Le fait de ne pas avoir à modifier l’anticorps pour le tester dans l’application finale, notamment pour ces caractéristiques humaines permet de réduire le nombre de cohortes d’animaux nécessaires et de ne maintenir en expérimentation que les animaux qui répondent parfaitement aux caractéristiques attendues. Un simple test du sérum permet la validation rapide en immunoessai de ces aspects, limitant les temps d’expérimentation sur l’animal et le nombre d’animaux. L’anticorps produit pour l’utilisation finale est le même que celui sélectionné initialement chez l’animal, sans qu’aucune modification de structure n’y ait été apportée. Les candidats anticorps générés par notre approche sont directement humanisés, de sorte que seuls quelques candidats sont nécessaires initialement pour finalement choisir le meilleur candidat pour l’application visée. Cette approche permet ainsi de limiter le nombre de cohortes et d’animaux nécessaires pour le développement même dans le cas de cahiers des charges et d’exigences très complexes. Nous prévoyons d’utiliser 200 antigènes. En parallèle, tous les prélèvements sanguins ou de queues seront effectués par voie sous-mandibulaire, sous anesthésie gazeuse afin d’éviter le stress et la souffrance chez l’animal.

3. Raffinement

3R / Raffinement :

Afin de limiter le stress des animaux, une période minimale de 5 jours d’acclimation à la zone d’hébergement expérimentale sera effectuée. Ils seront également progressivement manipulés régulièrement lors du change et des surveillances afin de les habituer aux contentions et autres manipulations.

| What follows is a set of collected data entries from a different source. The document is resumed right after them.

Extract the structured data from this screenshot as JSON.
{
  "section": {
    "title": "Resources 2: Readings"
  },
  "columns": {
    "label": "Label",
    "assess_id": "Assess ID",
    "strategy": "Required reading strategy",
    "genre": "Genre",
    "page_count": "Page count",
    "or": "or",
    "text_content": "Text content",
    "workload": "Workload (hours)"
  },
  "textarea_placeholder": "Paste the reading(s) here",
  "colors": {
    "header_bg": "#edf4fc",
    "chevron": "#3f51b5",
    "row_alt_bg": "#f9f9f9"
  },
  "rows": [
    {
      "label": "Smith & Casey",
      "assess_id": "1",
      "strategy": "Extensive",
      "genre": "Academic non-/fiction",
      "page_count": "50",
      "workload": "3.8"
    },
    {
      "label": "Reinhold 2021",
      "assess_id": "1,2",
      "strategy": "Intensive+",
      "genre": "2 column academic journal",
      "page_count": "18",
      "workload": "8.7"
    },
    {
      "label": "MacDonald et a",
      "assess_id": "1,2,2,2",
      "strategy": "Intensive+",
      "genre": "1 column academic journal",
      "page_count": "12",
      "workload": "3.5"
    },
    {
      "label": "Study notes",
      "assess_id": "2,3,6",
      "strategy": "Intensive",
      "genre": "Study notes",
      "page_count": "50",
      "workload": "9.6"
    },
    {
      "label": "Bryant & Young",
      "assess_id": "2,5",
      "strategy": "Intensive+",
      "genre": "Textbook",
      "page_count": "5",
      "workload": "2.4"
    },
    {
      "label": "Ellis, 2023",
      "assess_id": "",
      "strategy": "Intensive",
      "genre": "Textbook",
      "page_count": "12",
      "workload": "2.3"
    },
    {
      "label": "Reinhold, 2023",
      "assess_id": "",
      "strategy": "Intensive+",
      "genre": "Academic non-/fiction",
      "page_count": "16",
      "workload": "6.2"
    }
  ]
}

Expliquer le choix des espèces et les stades de développement y afférents.

L’espèce a été choisie pour son temps de gestation court ainsi que pour un coût d’hébergement bas. Cette espèce est utilisée à des fins scientifiques internationalement reconnues et est facilement modifiable génétiquement. Sur des animaux adultes de 2 à 12 mois. A partir de 2 mois pour que les animaux aient un système immunitaire mature. Pas après 12 mois afin d’éviter des réactions auto-immunitaires.